I’d heard of the book, of course, but I hadn’t read it, partly because almost immediately after publication it became something of a phenomenon, and you know by now how I feel about publishing phenomena. Besides, I’m not much of a foodie, preferring instead to think of myself as a typical contemporary American woman, which is to say one who has a love/hate relationship with food. You can’t have grown up the way I did—the chubby daughter of an extremely weight-conscious mother—and be anything else. Thanks to years of being told that sauces, sweets, and anything else that tastes good should be off-limits—and seeing the proof of same on my hips and thighs—my relationship with what I put in my mouth is, at best, fraught with trauma. I remember, for example, reading an article years ago in New York Woman magazine in which the author quoted a woman as saying her therapeutic goal in life was to stop seeing a bowl of noodles as the enemy. “But it is the enemy, isn’t it?” I remember thinking.
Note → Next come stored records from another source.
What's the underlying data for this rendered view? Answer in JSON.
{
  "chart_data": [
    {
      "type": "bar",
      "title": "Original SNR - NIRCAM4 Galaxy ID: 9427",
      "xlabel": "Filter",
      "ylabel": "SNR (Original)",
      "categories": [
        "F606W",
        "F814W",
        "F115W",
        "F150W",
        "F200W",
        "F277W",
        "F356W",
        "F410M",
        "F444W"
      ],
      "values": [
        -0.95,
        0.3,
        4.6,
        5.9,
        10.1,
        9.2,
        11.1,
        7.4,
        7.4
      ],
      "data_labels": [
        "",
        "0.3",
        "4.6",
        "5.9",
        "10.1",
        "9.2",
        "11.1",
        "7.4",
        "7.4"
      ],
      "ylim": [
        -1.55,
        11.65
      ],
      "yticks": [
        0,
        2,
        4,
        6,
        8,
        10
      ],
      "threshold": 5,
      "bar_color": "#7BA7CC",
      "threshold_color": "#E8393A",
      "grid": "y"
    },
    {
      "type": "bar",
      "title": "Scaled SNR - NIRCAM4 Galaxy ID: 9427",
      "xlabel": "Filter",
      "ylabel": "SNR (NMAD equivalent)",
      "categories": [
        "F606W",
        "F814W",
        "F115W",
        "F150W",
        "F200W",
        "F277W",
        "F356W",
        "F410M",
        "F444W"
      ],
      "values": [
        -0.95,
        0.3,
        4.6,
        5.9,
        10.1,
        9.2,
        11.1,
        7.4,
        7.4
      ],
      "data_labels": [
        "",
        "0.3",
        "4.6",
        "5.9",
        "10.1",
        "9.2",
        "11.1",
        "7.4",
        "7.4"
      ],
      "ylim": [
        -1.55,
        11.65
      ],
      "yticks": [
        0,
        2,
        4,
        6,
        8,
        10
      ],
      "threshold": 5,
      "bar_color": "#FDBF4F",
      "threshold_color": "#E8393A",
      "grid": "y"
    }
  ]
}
Consequently, I don’t read cookbooks, and when I inadvertently stumble onto something about food or foodies, I have a weird take. In Stuffed, for example, a charming memoir by Patricia Volk about growing up in a family of restaurateurs, I found myself much less interested in the anecdotes about the relative who was the first person to bring whitefish to America than in the all-consuming (to me) question “When your business is food, how do you keep from getting fat?” Volk doesn’t talk much about the food-fat connection, but the one anecdote I remember best, all these months later, is about how she kept a precious piece of paper in a locked box. Was the note about a favorite family recipe or some other delightful heirloom? No, the paper had a number on it—143, I think it was—which turned out to be the most she had ever weighed.
Needless to say, I don’t cook either, although I do know that a number of women with my pathology do, probably on the theory that “those who can’t eat can at least feed others.” Cooking is Leo’s department, and while I often do ask him questions about
what he’s making, they’re usually the kind guaranteed to make him crazy. “You put butter on the vegetables?” I’ll say. When he nods casually, I respond as if he’d said he’d put Charley to bed in the washing machine.